(MC POV)
Time stopped feeling real after a few days inside Jagi's territory. The sun rose, people screamed, and blood dried on the ground in the same rhythm every morning. I trained whenever I could, using scraps of time stolen between raids and executions. I copied everything. The way they punched. The way they kicked. Even the bad habits. Strength came quickly, but control didn't. My body remembered faster than my mind could catch up, like it was starving for violence.
At night, when the camp quieted down, I practiced alone. Shadowboxing under broken floodlights. Repeating movements until my muscles burned. I wasn't learning Hokuto Shinken, not really, but I was learning bodies. How weight shifted before a strike. How breathing changed before panic. Watching enough people die teaches you patterns you can't unsee.
I listened more than I spoke. Jagi's gang was loud, cruel, and stupid, but even idiots talk when they think no one important is listening. I learned which lieutenants hated each other, which supply routes mattered, and which prisoners were taken just for amusement. That knowledge was more valuable than brute strength. It kept me alive.
I killed when ordered. There was no avoiding that. Some of them deserved it. Others didn't. The trick was choosing when no one noticed. During raids, I'd "miss" someone. Cut their chains instead of their throat. Whisper directions into shaking ears and point them toward the desert paths I knew weren't watched. Not everyone made it. But some did. That had to be enough.
One name kept surfacing among the gang, spoken with a mix of fear and mockery. A man who claimed to know Hokuto Shinken. A genius, they said. A madman, others whispered. I saw him days later.
Amiba.
He didn't look impressive at first. Slim build. Wild eyes. A smile that never reached anything human. He strutted around the camp like he owned it, demonstrating pressure point strikes on screaming prisoners. Their bodies jerked, spasmed, twisted in unnatural ways. The thugs cheered, convinced they were witnessing true Hokuto Shinken.
I watched closely.
It was wrong.
The points were close, but not exact. The reactions delayed. The damage inconsistent. This wasn't the divine fist passed down through blood and discipline. This was imitation, stitched together from observation and cruelty. Still… it worked enough to kill. Enough to fool idiots.
Amiba noticed me watching.
"You," he said one night, tilting his head. "You have interesting eyes. You're trying to understand, not admire."
I said nothing.
He laughed. "Jagi taught me some things. Not the real art, of course. He's too stupid for that. But I improved it. Through research."
Research meant human experiments.
I memorized everything. Which fingers he used. How deep he pressed. Which points failed more often. I didn't copy his techniques. I copied his mistakes. That taught me more than success ever could.
I started studying anatomy obsessively. Bones, muscles, nerves. I asked questions under the excuse of efficiency. Which strikes killed faster. Which left bodies intact for display. I traced lines on my own arms, mapping imagined meridians. Hokuto Shinken wasn't magic.
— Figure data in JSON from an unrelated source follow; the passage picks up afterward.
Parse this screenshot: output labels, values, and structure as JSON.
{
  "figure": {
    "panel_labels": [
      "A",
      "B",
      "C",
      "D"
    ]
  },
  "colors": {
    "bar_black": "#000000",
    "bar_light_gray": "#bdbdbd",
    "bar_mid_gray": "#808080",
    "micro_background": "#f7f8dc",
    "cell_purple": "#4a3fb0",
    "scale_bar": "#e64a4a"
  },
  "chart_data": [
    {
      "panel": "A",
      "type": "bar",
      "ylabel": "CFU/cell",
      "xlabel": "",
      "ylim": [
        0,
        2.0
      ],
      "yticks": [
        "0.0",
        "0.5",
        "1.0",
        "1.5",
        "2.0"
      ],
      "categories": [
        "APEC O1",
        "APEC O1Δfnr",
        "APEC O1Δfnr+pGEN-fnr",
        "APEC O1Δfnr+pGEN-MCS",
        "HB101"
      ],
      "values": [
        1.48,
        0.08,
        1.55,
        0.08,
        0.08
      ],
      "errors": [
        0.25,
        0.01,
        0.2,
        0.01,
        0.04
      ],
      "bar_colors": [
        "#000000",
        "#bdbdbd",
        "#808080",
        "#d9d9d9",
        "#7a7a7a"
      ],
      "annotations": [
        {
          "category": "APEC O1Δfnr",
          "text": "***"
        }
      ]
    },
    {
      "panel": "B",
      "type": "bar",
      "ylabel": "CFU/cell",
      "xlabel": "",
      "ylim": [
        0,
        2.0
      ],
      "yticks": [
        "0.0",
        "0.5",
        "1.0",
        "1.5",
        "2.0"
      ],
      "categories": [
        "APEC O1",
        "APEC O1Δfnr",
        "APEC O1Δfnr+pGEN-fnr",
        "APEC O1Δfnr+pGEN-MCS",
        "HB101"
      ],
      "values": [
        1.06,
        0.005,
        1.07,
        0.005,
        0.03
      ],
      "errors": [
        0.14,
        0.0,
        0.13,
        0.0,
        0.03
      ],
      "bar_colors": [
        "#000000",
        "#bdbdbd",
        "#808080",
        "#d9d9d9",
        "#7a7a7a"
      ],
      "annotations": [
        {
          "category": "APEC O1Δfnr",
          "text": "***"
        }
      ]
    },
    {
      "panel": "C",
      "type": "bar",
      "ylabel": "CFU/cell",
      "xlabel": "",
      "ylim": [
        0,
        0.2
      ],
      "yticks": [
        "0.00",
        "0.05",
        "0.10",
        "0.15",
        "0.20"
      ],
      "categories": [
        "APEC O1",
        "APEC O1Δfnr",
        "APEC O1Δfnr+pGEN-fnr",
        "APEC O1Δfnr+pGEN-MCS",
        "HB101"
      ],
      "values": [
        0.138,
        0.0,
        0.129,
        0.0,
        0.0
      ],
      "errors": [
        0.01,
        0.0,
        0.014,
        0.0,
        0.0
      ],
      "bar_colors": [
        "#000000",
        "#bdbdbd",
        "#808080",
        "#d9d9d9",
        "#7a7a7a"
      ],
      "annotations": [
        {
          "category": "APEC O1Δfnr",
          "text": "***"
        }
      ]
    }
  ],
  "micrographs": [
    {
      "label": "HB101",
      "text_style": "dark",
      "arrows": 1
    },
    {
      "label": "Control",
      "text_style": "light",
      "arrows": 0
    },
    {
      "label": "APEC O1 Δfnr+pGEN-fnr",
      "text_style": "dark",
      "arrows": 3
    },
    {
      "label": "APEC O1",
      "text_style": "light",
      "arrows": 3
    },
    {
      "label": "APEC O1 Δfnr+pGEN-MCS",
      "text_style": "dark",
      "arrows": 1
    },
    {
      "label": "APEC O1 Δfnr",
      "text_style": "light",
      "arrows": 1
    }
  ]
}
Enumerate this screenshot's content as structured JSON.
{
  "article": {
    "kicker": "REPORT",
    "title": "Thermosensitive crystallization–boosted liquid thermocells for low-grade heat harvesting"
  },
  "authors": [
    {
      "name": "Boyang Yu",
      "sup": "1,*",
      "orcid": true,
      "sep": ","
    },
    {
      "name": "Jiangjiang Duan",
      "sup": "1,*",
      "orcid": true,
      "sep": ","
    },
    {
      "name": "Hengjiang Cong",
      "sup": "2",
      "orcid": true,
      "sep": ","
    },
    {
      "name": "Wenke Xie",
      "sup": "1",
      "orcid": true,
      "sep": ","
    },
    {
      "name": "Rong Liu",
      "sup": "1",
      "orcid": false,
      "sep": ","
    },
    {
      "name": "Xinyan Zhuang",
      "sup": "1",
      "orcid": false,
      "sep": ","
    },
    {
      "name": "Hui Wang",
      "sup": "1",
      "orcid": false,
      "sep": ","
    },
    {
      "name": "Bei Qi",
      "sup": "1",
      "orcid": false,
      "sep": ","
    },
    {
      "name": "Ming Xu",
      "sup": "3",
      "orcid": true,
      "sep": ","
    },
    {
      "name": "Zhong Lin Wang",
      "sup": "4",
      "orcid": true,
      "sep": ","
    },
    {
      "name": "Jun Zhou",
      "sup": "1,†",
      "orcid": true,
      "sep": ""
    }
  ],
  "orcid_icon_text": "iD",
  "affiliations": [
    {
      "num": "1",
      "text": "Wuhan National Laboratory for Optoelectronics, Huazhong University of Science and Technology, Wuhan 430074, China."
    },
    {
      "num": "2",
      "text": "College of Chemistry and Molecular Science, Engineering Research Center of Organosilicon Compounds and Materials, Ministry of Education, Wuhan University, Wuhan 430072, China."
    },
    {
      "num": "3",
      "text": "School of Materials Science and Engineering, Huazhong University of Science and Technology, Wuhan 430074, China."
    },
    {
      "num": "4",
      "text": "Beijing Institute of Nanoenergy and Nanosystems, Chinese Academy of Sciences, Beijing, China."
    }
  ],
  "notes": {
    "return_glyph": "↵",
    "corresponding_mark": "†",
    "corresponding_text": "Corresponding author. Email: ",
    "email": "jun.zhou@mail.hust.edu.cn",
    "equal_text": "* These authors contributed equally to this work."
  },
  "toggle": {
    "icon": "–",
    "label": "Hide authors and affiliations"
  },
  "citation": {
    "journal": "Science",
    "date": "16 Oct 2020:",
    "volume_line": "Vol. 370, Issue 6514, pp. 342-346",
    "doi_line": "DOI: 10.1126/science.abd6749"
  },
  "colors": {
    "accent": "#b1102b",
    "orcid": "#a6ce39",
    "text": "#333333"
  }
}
It was knowledge sharpened into murder.
One night, I overheard two men arguing while drinking themselves stupid. They mentioned a Nanto user cutting through bandit groups to the west. A man with sharp eyes and sharper fingers. Searching for his sister.
Rei.
My heart skipped.
If Rei was moving, then the timeline was advancing. That meant Shin was already dead. Yuria was missing. The world was heading toward collision. Kenshiro wouldn't be far behind.
The rumors spread quickly after that. Entire outposts wiped out overnight. Men found dead with no visible wounds. Others exploding from the inside, fear frozen on their faces. The name started as a whisper.
Kenshiro.
Jagi's camp changed overnight. Patrols doubled. Executions increased. Jagi himself hadn't appeared yet, but his paranoia seeped into everything. He was afraid. And fear made him sloppy.
I stood on a watchtower one evening, staring into the horizon. The desert stretched endlessly, red under the dying sun. Somewhere out there, a man with seven scars was walking toward us, leaving broken tyrants behind him.
I clenched my fists.
I wasn't ready. Not yet.
But I would be.
Because when Kenshiro finally stepped into Jagi's domain, the world would shake. And I intended to be standing close enough to feel it.